Menurut Prof Sumaryoto terkait dengan rencana kurikulum merdeka akan menjadi kurikulum nasional, pemerintah harus melihat kondisi objektif artinya bahwa kemampuan masing-masing sekolah tidak merata untuk memberlakukan kurikulum baru. Biasanya pemerintah membuat prioritas misalnya daerah mana yang sudah siap biasanya di kota-kota besar masyarakat lebih maju dibanding daerah lain. Bahkan anak didiknya lebih cepat mengakses kurikulum baru.
“Selanjutnya, untuk daerah terpencil, terbelakang dan terluar agar terus dikawal terkait dengan perubahan ini, sehingga jangan sampai disatu sisi ada daerah yang mampu menyerap dan menyesuaikan kurikulum baru sementara ada daerah yang kesulitan dan tertinggal. Hal ini merupakan tanggung jawab pemerintah,” ujar Prof Sumaryoto Rektor Unindra kepada JURNALNUSANTARA.COM, di Jakarta, Kamis (21/09/2023).
Dikatakan Prof Sumaryoto sebenarnya kurikulum merdeka lebih fleksibel karena tidak menambah beban dan hambatan, untuk itu sebelum diberlakukan kurikulum baru ini harus sudah melalui kajian, pertimbangan dan penelitian untuk mengantisipasi dampak yang akan timbul.
“Kalau kurikulum merdeka menimbulkan kemudaratan bukan kurikulum merdeka namanya. Pemerintah harus bijak dan paham dalam meninjau atau mengubah kurikulum untuk peserta didik khususnya bagi SD,SMP dan SMA/ sederajat,“ imbuhnya.

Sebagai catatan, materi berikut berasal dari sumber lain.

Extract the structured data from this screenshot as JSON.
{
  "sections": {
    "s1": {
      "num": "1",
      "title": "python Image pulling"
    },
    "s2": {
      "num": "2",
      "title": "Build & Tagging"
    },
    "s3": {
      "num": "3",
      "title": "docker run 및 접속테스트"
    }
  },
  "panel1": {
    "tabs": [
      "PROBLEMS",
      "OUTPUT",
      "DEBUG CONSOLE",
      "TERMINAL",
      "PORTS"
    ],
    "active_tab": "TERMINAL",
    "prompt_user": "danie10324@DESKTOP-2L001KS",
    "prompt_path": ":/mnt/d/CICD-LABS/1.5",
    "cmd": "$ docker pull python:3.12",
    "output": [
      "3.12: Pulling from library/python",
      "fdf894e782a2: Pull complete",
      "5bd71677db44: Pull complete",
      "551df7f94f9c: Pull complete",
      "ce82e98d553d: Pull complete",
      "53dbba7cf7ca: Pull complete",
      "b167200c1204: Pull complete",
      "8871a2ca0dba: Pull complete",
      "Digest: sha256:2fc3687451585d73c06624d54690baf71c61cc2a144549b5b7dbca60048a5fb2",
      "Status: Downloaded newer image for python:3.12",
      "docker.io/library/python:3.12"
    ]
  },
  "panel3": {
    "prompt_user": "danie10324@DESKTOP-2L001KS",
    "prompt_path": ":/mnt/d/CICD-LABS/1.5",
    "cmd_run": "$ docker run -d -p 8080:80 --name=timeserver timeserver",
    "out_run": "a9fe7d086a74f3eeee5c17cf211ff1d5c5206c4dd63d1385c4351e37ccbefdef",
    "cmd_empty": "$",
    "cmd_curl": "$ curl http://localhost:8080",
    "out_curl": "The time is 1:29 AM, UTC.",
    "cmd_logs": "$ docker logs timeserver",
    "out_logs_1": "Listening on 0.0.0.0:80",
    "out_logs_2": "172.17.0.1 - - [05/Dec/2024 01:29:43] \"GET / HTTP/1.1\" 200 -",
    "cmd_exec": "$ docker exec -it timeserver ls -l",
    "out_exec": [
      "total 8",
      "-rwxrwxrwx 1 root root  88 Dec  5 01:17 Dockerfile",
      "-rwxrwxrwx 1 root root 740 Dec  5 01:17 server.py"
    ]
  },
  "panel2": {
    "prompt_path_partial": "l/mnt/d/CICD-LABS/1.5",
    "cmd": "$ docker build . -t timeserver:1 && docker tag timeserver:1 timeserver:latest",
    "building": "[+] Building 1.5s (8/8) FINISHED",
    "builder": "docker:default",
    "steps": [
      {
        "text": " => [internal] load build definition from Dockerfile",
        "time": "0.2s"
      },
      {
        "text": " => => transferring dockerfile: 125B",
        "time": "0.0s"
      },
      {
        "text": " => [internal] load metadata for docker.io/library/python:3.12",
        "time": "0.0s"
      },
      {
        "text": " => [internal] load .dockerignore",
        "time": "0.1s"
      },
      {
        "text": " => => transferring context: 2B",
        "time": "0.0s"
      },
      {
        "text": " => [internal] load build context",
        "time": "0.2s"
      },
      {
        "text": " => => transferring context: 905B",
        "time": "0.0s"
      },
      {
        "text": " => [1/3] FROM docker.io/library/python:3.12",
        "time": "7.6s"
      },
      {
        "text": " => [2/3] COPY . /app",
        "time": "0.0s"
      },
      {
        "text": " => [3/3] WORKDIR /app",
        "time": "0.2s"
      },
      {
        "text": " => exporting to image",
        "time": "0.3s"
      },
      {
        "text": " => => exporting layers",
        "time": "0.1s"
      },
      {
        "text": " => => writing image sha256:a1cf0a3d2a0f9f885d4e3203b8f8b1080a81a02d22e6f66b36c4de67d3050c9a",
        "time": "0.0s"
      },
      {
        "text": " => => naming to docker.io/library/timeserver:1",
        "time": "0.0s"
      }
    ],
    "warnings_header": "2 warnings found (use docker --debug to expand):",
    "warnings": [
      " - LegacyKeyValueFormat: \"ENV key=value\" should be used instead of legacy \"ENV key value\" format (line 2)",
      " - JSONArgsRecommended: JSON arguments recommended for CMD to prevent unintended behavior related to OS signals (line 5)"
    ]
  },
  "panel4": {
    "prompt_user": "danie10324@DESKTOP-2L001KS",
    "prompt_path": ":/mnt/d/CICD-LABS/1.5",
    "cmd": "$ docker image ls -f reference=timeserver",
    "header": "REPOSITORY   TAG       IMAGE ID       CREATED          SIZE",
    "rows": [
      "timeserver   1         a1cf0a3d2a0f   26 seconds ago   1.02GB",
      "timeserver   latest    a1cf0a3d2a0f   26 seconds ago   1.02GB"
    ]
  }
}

Ditambahkan Prof Sumaryoto seperti diketahui kurikulum sekarang secara umum sudah bergeser.Kalau dulu guru menjadi pelaku utama dalam proses belajar mengajar, sekarang guru sudah memberikan kesempatan kepada siswa untuk berkreasi dan mengembangkan gagasan sesuai dengan tingkat pendidikannya.Kalau ditingkat SD belum bisa karena masih berpikir empirik (melihat, mendengar dan mengikuti).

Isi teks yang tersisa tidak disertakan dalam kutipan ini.